Yvon débute dans l’activité par une tendance à se faire oublier sur le tapis en se mettant dans un coin, il a des difficultés à faire des roulades, et une peur significative de la chute. Il entre dans le rapport de force mais avec prudence. Face à face, il essaie de pousser son adversaire en espérant que celui-ci cède mais si ce n’est pas le cas, alors il se laisse faire, devient passif et refuse le combat la fois suivante. Lorsque son adversaire est en boule, il fait quelques tentatives pour le retourner mais sans réelle intention de le faire, il n’enchaîne aucune action et relâche très vite sa pression. Quand c’est lui qui est pris en immobilisation sur le dos, il n’essaie pas de se dégager.
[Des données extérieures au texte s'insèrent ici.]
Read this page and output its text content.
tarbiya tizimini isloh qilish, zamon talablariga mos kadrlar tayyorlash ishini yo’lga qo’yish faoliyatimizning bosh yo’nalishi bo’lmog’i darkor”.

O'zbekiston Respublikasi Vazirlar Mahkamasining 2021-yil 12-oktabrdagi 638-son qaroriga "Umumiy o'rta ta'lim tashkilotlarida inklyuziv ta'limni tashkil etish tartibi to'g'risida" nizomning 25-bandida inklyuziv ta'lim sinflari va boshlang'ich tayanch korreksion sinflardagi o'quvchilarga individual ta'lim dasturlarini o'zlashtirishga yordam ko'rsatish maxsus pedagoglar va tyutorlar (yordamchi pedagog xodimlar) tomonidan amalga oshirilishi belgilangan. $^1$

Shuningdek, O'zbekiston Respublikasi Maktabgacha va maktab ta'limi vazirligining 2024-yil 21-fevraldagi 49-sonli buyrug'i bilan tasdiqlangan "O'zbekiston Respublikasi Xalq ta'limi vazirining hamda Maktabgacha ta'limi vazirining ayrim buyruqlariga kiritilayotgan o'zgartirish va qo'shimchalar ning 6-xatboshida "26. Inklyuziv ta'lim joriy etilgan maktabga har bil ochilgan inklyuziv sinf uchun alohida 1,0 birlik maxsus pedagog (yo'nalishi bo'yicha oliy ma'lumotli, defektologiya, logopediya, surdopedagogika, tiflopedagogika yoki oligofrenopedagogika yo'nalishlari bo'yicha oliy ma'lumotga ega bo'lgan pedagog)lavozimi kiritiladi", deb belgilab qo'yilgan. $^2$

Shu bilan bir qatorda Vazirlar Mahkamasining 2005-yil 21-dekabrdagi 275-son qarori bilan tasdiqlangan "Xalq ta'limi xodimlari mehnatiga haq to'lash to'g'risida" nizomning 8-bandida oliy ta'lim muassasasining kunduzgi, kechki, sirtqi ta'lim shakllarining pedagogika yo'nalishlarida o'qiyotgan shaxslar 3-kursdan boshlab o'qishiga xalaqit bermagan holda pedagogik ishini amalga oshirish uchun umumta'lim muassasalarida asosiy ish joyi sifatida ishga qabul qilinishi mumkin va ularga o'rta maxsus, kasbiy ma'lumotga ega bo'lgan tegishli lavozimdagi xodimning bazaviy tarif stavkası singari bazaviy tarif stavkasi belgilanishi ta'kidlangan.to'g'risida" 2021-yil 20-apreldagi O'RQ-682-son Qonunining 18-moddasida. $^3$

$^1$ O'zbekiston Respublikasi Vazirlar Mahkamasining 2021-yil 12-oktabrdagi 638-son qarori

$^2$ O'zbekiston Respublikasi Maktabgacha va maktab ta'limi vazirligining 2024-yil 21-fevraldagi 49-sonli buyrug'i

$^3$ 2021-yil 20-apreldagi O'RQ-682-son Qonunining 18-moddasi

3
L’évaluation montre qu’il a compris ce qu’implique l’activité mais on s’aperçoit par contre que son mode d’action consiste à dénier au judo son principe d’opposition puisqu’il n’offre aucune résistance. On peut bien sûr rapprocher cela de l’image très dévalorisée qu’il a de lui-même, qui le caractérise dans son dossier médico-psychologique et qui influe sur toutes ses conduites au centre. Le rôle de « souffre-douleur » que le groupe lui attribue trouve ici l’occasion de s’exprimer pleinement. L’opposition duelle qui permet normalement à l’individu de s’affronter, c’est-à-dire d’exprimer sa valeur, est pervertie par Yvon. L’ambivalence, décrite par le psychologue de l’institution, entre le besoin de se soumettre, de s’en remettre complètement à l’autre, et celui de s’adapter à lui évolue nécessairement vers la soumission dans cette situation, puisqu’il est complètement passif et se laisse manipuler.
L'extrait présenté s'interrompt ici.